How astounding it still it is for me to think about how early in my working at Beth El, I discovered that Rabbi Orenstein’s father-in-law, Sylvia Orenstein’s father, was Rabbi Israel Mowshowitz, my rabbi from that large Conservative congregation in Queens – Hillcrest Jewish Center. It was Rabbi Mowshowitz who performed my marriage to Marc in 1971. It was Rabbi Mowshowitz who always visited my Hebrew School classes regularly, especially to keep the kids on their toes! It was to hear Rabbi Mowshowitz’s sermons on Shabbat that my maternal grandfather rushed to services when he visited us.
Then, in the summer of 2006, Rabbi Orenstein was getting ready to officiate at High Holy Day services at a congregation in Montreal. My family and I were getting ready to celebrate my son and daughter-in-law’s wedding in Montreal in August. The rabbi who was marrying my children was the rabbi who Rabbi Orenstein would be working with at High Holy Days. In a conversation with Rabbi Bright of Montreal, Rabbi Orenstein told him that he would be marrying the children of congregants from Beth El. He then said to me, “Cheryl, I told Rabbi Bright about who you are –so the pressure is on!”

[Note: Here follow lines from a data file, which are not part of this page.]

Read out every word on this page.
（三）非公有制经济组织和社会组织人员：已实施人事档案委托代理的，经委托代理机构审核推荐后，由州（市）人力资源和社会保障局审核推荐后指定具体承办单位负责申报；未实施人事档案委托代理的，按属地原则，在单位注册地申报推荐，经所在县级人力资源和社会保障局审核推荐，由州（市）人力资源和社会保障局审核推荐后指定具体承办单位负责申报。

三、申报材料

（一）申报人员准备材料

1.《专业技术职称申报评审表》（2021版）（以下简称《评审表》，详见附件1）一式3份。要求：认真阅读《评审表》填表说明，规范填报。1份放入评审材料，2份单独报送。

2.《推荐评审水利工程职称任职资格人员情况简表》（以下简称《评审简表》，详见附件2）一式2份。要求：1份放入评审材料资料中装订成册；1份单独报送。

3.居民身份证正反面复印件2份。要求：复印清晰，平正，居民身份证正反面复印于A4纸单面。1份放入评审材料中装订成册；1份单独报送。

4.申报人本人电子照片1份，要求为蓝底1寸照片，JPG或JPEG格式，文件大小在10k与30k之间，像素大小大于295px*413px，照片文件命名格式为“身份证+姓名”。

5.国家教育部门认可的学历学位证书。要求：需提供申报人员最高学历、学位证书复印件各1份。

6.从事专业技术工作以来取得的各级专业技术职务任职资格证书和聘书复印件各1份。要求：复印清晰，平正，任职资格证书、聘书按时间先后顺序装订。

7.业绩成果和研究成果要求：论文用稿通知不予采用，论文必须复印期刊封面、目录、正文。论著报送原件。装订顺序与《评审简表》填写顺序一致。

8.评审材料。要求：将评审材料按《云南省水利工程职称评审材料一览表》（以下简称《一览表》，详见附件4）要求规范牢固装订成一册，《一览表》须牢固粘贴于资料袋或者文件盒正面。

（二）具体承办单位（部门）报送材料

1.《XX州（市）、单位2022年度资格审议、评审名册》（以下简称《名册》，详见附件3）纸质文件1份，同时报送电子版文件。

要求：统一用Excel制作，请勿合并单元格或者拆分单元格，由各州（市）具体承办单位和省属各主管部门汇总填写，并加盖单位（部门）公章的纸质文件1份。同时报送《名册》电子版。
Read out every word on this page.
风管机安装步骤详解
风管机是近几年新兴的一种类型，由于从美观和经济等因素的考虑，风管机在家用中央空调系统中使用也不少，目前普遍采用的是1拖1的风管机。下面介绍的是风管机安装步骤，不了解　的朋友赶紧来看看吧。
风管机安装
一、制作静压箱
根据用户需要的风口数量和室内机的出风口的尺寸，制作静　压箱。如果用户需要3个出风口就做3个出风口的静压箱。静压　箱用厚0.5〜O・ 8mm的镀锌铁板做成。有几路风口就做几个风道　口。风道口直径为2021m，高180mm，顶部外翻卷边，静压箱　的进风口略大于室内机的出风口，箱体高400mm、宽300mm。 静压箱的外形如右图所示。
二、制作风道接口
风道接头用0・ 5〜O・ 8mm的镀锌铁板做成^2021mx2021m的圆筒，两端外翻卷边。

And one more connection….in February 2010 when Rabbi Orenstein turned 75 and the naming of our granddaughter Ashley coincided with his birthday celebration…we shared the simchas together at Beth El. It was so sweet. And to this day, we are connected to you. As are so, so many other people whose lives you have touched.
Happy Birthday, Rabbi!
One year ago we celebrated Jehiel’s 76th birthday at Beth El in South Orange. The sanctuary was filled to capacity, and everyone had nice things to say about Jehiel. We were all feeling quite warm and fuzzy by the time Jehiel himself went up for an aliyah. And of course, being on the bimah, he had to speak.
“I just want to express my deep –” he paused a moment “– disappointment in the committee that organized this celebration.”
He paused while we all cackled.
“This is supposed to be a warm, caring, inclusive congregation, open to everyone,” he continued, looking out over the thousands of people present. “And yet I see the committee has invited only my best friends.”
And that’s how, in the space of about thirty seconds, he had us laughing, crying and loving him. Virtuouso!